Configuring Airport extreme

smiffy07

Registered
Hi all,

We have an airport extreme base station set up in our office for staff to log in and roam wireless. At the moment it is set up and password protected. It possible to set up multiple accounts on the base so that users can log in with the usual password but when clients come in they see a guest account?
 
I don't know a way to do this, so I would say it can't be done.

Anyway, what would you gain by it? Surely all your work files are protected so whatever means a "guest" used to get in, they would only see the public area?

My local car dealer has a notice in his waiting room for customers giving "today's user name and password" so you can work while you wait! So, again, if he can't do it on a PC system, it seems unlikely any other manufacturer would.
 
I haven't set this up myself but having a RADIUS server ([SIZE=-1]Remote Authentication Dial In User Service[/SIZE]) on your network should let you do exaclty what you want. The Airport can request authentication info. from the Radius server.

Regular staff could either each have their own account, or a "common" password (much as they do now) and then you could have a different one for guests & visitors. And as with so many other things, there's at least one open source solution: FreeRADIUS (http://www.freeradius.org/).

HTH
 
RADIUS isn't what you are after, I use one to filter MAC addresses but there is no prompt to enter credentials passed back through the Airport.You are either on or off based on the packet info passed up to the RADIUS. I have a solution from Nortel that uses a secure switch that offers this option at one location but it is expensive.
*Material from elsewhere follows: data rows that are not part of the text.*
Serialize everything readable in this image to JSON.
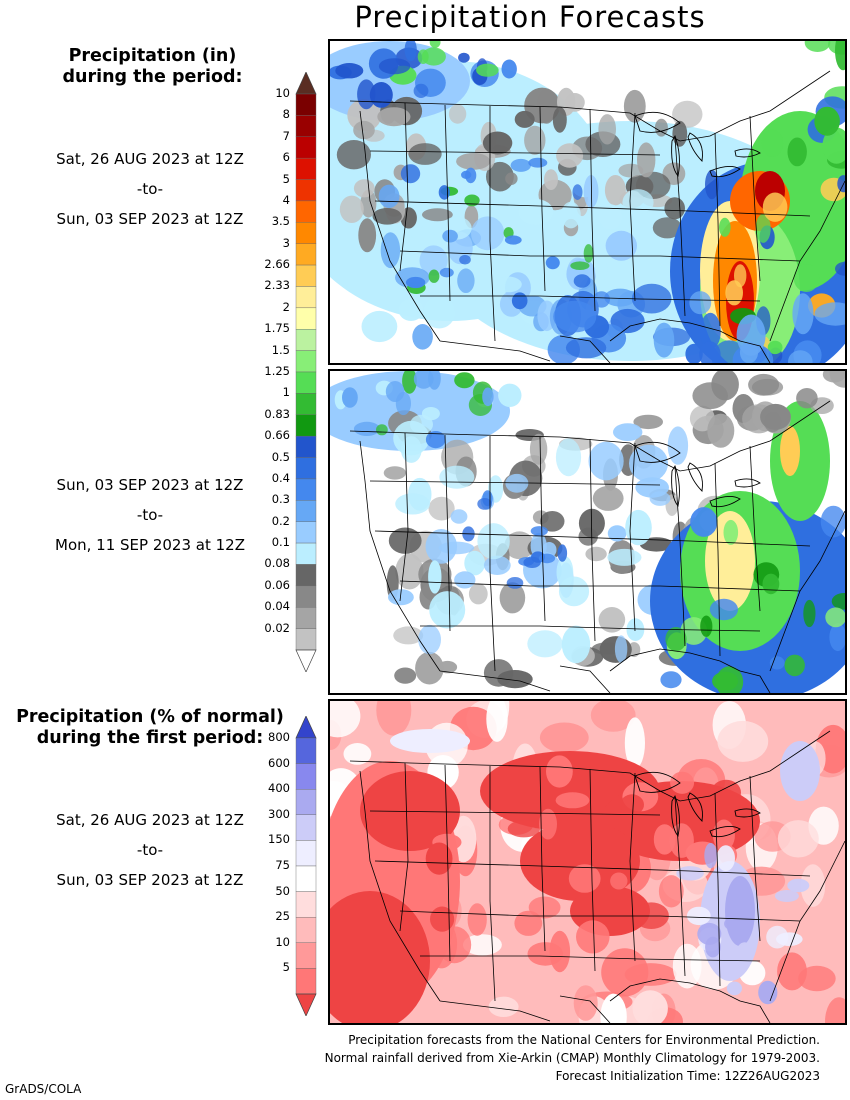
{
  "title": "Precipitation Forecasts",
  "precip_legend": {
    "heading_lines": [
      "Precipitation (in)",
      "during the period:"
    ],
    "ticks": [
      "10",
      "8",
      "7",
      "6",
      "5",
      "4",
      "3.5",
      "3",
      "2.66",
      "2.33",
      "2",
      "1.75",
      "1.5",
      "1.25",
      "1",
      "0.83",
      "0.66",
      "0.5",
      "0.4",
      "0.3",
      "0.2",
      "0.1",
      "0.08",
      "0.06",
      "0.04",
      "0.02"
    ],
    "colors": [
      "#5a2d22",
      "#7a0000",
      "#990000",
      "#bb0000",
      "#dd1100",
      "#ee3300",
      "#ff6600",
      "#ff8800",
      "#ffaa22",
      "#ffcc55",
      "#ffee99",
      "#ffffaa",
      "#bbf2a0",
      "#88ee77",
      "#55dd55",
      "#33bb33",
      "#119911",
      "#2255cc",
      "#2f6fe0",
      "#4488ee",
      "#66a8f5",
      "#99ccff",
      "#bbeeff",
      "#666666",
      "#888888",
      "#a5a5a5",
      "#c2c2c2",
      "#ffffff"
    ]
  },
  "period1": {
    "start": "Sat, 26 AUG 2023 at 12Z",
    "sep": "-to-",
    "end": "Sun, 03 SEP 2023 at 12Z"
  },
  "period2": {
    "start": "Sun, 03 SEP 2023 at 12Z",
    "sep": "-to-",
    "end": "Mon, 11 SEP 2023 at 12Z"
  },
  "normal_legend": {
    "heading_lines": [
      "Precipitation (% of normal)",
      "during the first period:"
    ],
    "ticks": [
      "800",
      "600",
      "400",
      "300",
      "150",
      "75",
      "50",
      "25",
      "10",
      "5"
    ],
    "colors": [
      "#3344cc",
      "#5566dd",
      "#8888ee",
      "#aaaaf0",
      "#ccccf8",
      "#eeeeff",
      "#ffffff",
      "#ffdddd",
      "#ffbbbb",
      "#ff9999",
      "#ff7777",
      "#ee4444"
    ]
  },
  "period3": {
    "start": "Sat, 26 AUG 2023 at 12Z",
    "sep": "-to-",
    "end": "Sun, 03 SEP 2023 at 12Z"
  },
  "footer": {
    "line1": "Precipitation forecasts from the National Centers for Environmental Prediction.",
    "line2": "Normal rainfall derived from Xie-Arkin (CMAP) Monthly Climatology for 1979-2003.",
    "line3": "Forecast Initialization Time: 12Z26AUG2023"
  },
  "credit": "GrADS/COLA"
}
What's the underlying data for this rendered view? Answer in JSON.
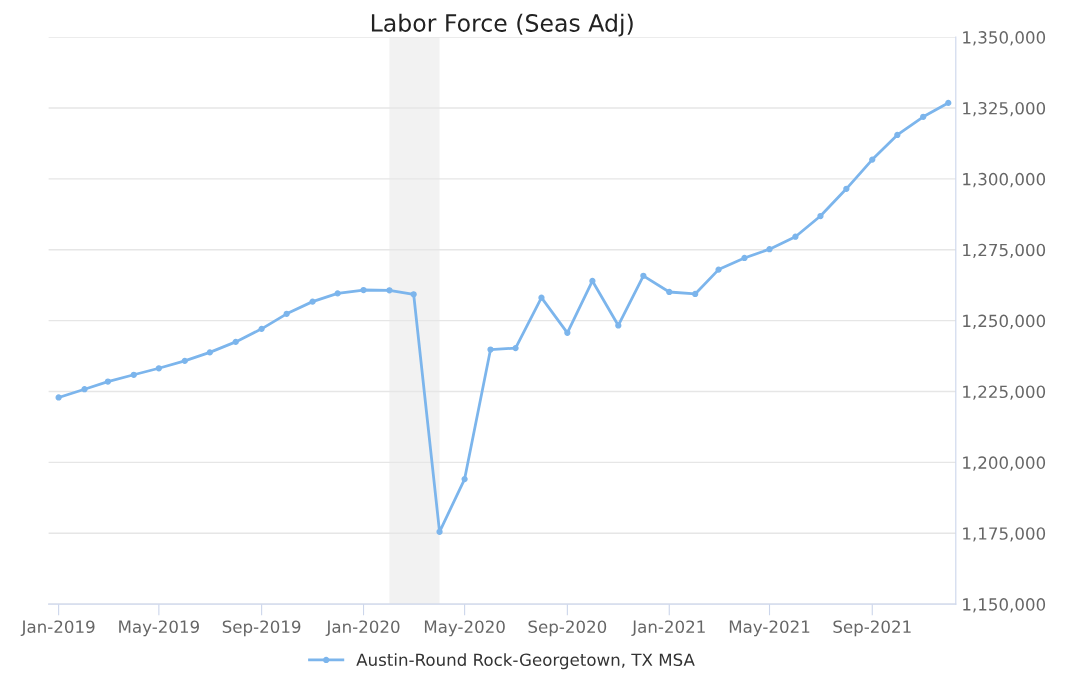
{
  "chart_data": {
    "type": "line",
    "title": "Labor Force (Seas Adj)",
    "x": [
      "2019-01",
      "2019-02",
      "2019-03",
      "2019-04",
      "2019-05",
      "2019-06",
      "2019-07",
      "2019-08",
      "2019-09",
      "2019-10",
      "2019-11",
      "2019-12",
      "2020-01",
      "2020-02",
      "2020-03",
      "2020-04",
      "2020-05",
      "2020-06",
      "2020-07",
      "2020-08",
      "2020-09",
      "2020-10",
      "2020-11",
      "2020-12",
      "2021-01",
      "2021-02",
      "2021-03",
      "2021-04",
      "2021-05",
      "2021-06",
      "2021-07",
      "2021-08",
      "2021-09",
      "2021-10",
      "2021-11",
      "2021-12"
    ],
    "series": [
      {
        "name": "Austin-Round Rock-Georgetown, TX MSA",
        "color": "#7cb5ec",
        "values": [
          1222900,
          1225800,
          1228500,
          1230900,
          1233200,
          1235800,
          1238800,
          1242500,
          1247100,
          1252400,
          1256700,
          1259600,
          1260800,
          1260700,
          1259300,
          1175500,
          1194100,
          1239800,
          1240300,
          1258100,
          1245700,
          1264000,
          1248300,
          1265800,
          1260100,
          1259400,
          1268000,
          1272100,
          1275200,
          1279600,
          1286900,
          1296500,
          1306800,
          1315500,
          1321900,
          1326800
        ]
      }
    ],
    "xlim": [
      "2018-12-20",
      "2021-12-10"
    ],
    "xticks": [
      {
        "value": "2019-01",
        "label": "Jan-2019"
      },
      {
        "value": "2019-05",
        "label": "May-2019"
      },
      {
        "value": "2019-09",
        "label": "Sep-2019"
      },
      {
        "value": "2020-01",
        "label": "Jan-2020"
      },
      {
        "value": "2020-05",
        "label": "May-2020"
      },
      {
        "value": "2020-09",
        "label": "Sep-2020"
      },
      {
        "value": "2021-01",
        "label": "Jan-2021"
      },
      {
        "value": "2021-05",
        "label": "May-2021"
      },
      {
        "value": "2021-09",
        "label": "Sep-2021"
      }
    ],
    "ylim": [
      1150000,
      1350000
    ],
    "yticks": [
      {
        "value": 1150000,
        "label": "1,150,000"
      },
      {
        "value": 1175000,
        "label": "1,175,000"
      },
      {
        "value": 1200000,
        "label": "1,200,000"
      },
      {
        "value": 1225000,
        "label": "1,225,000"
      },
      {
        "value": 1250000,
        "label": "1,250,000"
      },
      {
        "value": 1275000,
        "label": "1,275,000"
      },
      {
        "value": 1300000,
        "label": "1,300,000"
      },
      {
        "value": 1325000,
        "label": "1,325,000"
      },
      {
        "value": 1350000,
        "label": "1,350,000"
      }
    ],
    "bands": [
      {
        "axis": "x",
        "from": "2020-02",
        "to": "2020-04",
        "color": "#f2f2f2"
      }
    ],
    "grid": "y",
    "legend": "bottom",
    "marker": "circle",
    "line_style": "solid"
  }
}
THe Airport doesn't offer multiple password support. Why not run 2, one using Mac filtering and WPA, the other open to guests and bypassing the internal network going straight out?
 
Are you sure about that? RFC 2865 seems to imply it does exactly that - i.e. provide a method for username/password authentication, among other things... or am I reading it wrong??
 
I ran Free Radius and couldn't get an encrypted Authentication request back through either the Aiport Snow or Extreme so I went to MAC filtering. The most common use of RADIUS is MAC filtering such as:
http://www.oreillynet.com/pub/a/wireless/2003/12/18/wap.html

In order to use a name/password, a client package must be used on the client to handle the request:
http://www.infopeople.org/resources/security/network/wireless.html

I've seen this done within a SSL browser but it requires custom programming skills.I suppose you could use the Mac dial in software for the client if you don't mind passing clear text on the network. Many VPN packages include support for RADIUS authentication such as Cisco's client but in the long run, adding an Access Point between the Internet Pipe and main network in a simple DMZ is easier and far cheaper.